IB Physics SL Simple Harmonics Question

[Regalia]

Homework Statement

A spring (spring constant=2500N/m) is fixed vertically to the floor. A 10-kg ball is placed on the spring, pushed down 0.5m, and released. How high does the ball fly above its release position?

Homework Equations

x=Xo cos wt
w= √(k/m)
T=2pi√(m/k)

The Attempt at a Solution

x=Xo cos(15.8)(0.397)

I have solved for the frequency and the period, but I don't know what values I should plug in for Xo and x.

That is as far as I could get, I have no idea how to solve for the amplitude (Xo), which appears to be the answer to the question. I'm pretty slow on physics, so sorry if this question seems elementary/stupid.

Thanks.

edit: I have not learned calculus yet, if that makes a difference when solving this question.

 

[collinsmark]

Hello Regalia,

Welcome to physics forums!

Homework Statement

A spring (spring constant=2500N/m) is fixed vertically to the floor. A 10-kg ball is placed on the spring, pushed down 0.5m, and released.
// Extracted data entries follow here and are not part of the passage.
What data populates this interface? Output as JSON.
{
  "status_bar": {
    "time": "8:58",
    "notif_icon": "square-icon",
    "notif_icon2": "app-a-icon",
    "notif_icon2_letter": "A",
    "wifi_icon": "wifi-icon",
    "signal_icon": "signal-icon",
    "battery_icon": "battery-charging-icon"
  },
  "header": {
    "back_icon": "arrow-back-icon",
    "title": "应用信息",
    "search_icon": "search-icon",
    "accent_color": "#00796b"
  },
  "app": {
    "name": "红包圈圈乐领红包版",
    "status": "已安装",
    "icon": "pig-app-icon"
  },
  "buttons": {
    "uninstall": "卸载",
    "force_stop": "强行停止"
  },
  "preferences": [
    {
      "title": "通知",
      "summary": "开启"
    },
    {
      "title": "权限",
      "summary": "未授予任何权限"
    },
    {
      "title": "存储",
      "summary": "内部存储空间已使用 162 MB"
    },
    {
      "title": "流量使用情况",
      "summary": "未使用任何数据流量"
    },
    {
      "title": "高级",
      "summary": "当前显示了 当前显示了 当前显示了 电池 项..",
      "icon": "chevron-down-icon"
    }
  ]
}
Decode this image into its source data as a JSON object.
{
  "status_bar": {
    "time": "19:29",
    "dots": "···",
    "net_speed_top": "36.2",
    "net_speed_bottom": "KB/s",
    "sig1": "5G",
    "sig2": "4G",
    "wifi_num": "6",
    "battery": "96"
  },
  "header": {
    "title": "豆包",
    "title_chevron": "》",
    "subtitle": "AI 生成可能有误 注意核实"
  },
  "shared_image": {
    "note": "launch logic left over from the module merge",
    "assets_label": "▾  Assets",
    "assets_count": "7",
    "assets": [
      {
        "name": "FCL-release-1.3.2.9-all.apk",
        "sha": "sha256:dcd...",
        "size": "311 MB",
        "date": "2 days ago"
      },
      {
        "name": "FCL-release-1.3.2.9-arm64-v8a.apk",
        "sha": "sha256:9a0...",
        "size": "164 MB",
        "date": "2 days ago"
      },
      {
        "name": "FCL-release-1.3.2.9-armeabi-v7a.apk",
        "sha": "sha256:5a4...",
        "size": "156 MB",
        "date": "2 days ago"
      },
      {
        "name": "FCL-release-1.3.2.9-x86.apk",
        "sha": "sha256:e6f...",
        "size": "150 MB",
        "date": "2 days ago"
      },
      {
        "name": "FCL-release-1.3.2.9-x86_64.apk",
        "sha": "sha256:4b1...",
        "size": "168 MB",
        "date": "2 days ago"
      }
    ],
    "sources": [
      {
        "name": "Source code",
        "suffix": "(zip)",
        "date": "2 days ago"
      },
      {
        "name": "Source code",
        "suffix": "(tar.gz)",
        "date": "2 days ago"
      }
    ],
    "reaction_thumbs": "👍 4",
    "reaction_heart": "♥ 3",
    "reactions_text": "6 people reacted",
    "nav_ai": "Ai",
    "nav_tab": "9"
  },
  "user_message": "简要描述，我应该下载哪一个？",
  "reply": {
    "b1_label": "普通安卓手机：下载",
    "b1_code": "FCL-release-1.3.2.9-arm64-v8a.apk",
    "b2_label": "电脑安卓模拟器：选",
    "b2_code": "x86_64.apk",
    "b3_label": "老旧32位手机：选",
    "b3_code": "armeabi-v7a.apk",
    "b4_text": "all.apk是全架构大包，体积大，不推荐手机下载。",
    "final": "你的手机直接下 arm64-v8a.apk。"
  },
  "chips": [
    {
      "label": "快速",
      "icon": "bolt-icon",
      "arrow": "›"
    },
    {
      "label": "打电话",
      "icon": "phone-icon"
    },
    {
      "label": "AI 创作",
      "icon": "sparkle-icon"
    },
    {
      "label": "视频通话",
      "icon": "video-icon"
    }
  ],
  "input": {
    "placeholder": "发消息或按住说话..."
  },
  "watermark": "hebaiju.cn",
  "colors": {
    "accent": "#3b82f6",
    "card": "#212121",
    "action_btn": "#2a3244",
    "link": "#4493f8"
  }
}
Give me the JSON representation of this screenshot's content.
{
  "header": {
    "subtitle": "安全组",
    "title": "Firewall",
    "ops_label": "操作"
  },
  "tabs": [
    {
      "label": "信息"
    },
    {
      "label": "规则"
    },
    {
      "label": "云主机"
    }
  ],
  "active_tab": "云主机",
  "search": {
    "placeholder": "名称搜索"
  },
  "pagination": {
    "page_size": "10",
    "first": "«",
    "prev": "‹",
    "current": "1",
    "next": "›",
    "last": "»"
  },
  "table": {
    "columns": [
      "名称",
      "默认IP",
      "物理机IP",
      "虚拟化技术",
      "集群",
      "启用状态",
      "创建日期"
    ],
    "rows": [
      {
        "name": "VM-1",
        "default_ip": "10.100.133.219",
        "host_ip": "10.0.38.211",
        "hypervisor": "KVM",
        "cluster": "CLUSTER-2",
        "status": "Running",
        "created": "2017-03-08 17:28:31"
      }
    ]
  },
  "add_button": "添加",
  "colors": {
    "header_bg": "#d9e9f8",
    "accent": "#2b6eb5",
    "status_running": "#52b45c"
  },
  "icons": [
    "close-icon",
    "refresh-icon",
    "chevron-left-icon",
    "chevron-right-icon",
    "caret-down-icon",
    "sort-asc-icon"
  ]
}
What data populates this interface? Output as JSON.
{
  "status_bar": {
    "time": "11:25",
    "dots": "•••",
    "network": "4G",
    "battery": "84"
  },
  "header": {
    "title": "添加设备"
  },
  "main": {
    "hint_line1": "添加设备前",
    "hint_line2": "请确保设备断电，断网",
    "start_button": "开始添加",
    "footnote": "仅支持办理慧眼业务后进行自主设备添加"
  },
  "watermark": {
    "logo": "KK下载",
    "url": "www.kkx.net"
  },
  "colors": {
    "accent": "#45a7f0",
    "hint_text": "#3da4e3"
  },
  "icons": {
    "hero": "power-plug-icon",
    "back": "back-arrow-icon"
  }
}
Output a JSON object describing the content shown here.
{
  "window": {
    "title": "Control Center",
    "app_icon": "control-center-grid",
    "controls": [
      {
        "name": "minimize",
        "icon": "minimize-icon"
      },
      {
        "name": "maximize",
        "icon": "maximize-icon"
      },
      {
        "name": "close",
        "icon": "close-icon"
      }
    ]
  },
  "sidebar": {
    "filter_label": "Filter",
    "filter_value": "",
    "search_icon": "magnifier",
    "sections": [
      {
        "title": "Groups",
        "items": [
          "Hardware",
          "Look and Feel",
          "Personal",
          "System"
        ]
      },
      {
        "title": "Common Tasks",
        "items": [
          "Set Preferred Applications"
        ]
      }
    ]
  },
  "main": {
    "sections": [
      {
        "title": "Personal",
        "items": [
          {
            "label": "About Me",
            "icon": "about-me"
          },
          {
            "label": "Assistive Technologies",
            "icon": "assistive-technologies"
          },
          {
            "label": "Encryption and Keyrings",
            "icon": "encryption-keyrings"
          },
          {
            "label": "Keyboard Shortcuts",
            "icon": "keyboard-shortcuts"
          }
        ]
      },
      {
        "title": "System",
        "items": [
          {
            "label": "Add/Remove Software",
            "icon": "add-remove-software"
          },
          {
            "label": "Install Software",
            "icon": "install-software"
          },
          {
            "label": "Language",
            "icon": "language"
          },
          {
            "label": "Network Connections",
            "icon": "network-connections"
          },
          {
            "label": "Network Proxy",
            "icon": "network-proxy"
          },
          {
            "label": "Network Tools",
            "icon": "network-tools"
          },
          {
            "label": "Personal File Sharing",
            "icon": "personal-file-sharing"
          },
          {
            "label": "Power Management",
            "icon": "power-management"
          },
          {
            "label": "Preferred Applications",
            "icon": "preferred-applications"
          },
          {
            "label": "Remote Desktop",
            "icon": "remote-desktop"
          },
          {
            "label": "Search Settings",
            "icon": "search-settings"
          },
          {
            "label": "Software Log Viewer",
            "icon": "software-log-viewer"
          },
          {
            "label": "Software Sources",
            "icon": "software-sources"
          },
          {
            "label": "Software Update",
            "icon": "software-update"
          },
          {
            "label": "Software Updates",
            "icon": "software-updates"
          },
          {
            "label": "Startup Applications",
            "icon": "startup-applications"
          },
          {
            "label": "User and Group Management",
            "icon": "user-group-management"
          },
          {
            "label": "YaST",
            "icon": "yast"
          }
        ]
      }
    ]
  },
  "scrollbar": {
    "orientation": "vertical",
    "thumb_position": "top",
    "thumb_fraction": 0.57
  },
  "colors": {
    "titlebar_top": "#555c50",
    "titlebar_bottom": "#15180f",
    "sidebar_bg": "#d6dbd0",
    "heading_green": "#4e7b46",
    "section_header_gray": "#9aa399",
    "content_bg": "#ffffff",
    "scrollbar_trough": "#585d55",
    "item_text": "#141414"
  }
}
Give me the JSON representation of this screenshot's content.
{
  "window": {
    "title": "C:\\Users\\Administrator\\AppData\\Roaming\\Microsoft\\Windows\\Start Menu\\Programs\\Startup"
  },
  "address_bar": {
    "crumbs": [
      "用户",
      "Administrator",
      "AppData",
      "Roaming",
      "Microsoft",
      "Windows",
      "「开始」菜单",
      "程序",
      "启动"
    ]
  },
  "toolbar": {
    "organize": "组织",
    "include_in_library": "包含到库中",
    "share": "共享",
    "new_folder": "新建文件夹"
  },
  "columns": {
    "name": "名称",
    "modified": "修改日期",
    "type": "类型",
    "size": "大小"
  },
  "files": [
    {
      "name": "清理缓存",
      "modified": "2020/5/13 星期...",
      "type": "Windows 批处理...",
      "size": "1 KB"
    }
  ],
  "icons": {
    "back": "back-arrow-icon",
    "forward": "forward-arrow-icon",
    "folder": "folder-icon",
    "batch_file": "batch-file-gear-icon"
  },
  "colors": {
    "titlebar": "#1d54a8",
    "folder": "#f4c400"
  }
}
How high does the ball fly above its release position?

The problem statement is somewhat vague on the setup. I'm going to assume that the ball is placed on the spring, and allowed to reach a state of equilibrium. Then the ball is pushed down an additional 0.5 meters from the equilibrium point.

(As opposed to the ball being pushed down 0.5 meters from the spring's zero compression point.)

Homework Equations

x=Xo cos wt
w= √(k/m)
T=2pi√(m/k)

The Attempt at a Solution

x=Xo cos(15.8)(0.397)

I have solved for the frequency and the period, but I don't know what values I should plug in for Xo and x.

That is as far as I could get, I have no idea how to solve for the amplitude (Xo), which appears to be the answer to the question. I'm pretty slow on physics, so sorry if this question seems elementary/stupid.

I interpret the problem statement such that the ball is not physically attached/connected to the spring. It is simply resting on top. That makes a big difference for this problem.

If the ball were attached/connected to the top of the spring, the amplitude of the oscillation would simply be 0.5 meters. Once the ball is released, the spring would push it up to the equilibrium point, where the ball reaches its maximum velocity. Then the spring would pull back on the ball as it continues to rise. Soon, the ball would rise up a maximum of 1.0 meters above the release point (which is 0.5 m above the equilibrium point), where spring finally wins out and pulls it back down. And ignoring friction, the process would continue indefinitely. That's simple harmonic motion.

But, at least as I interpret the problem statement, the ball is not physically attached to the top of the spring. The ball is free to shoot off the top of the spring, once the ball reaches the equilibrium point. Simple harmonic motion doesn't apply here.

Hint: Try conservation of energy instead.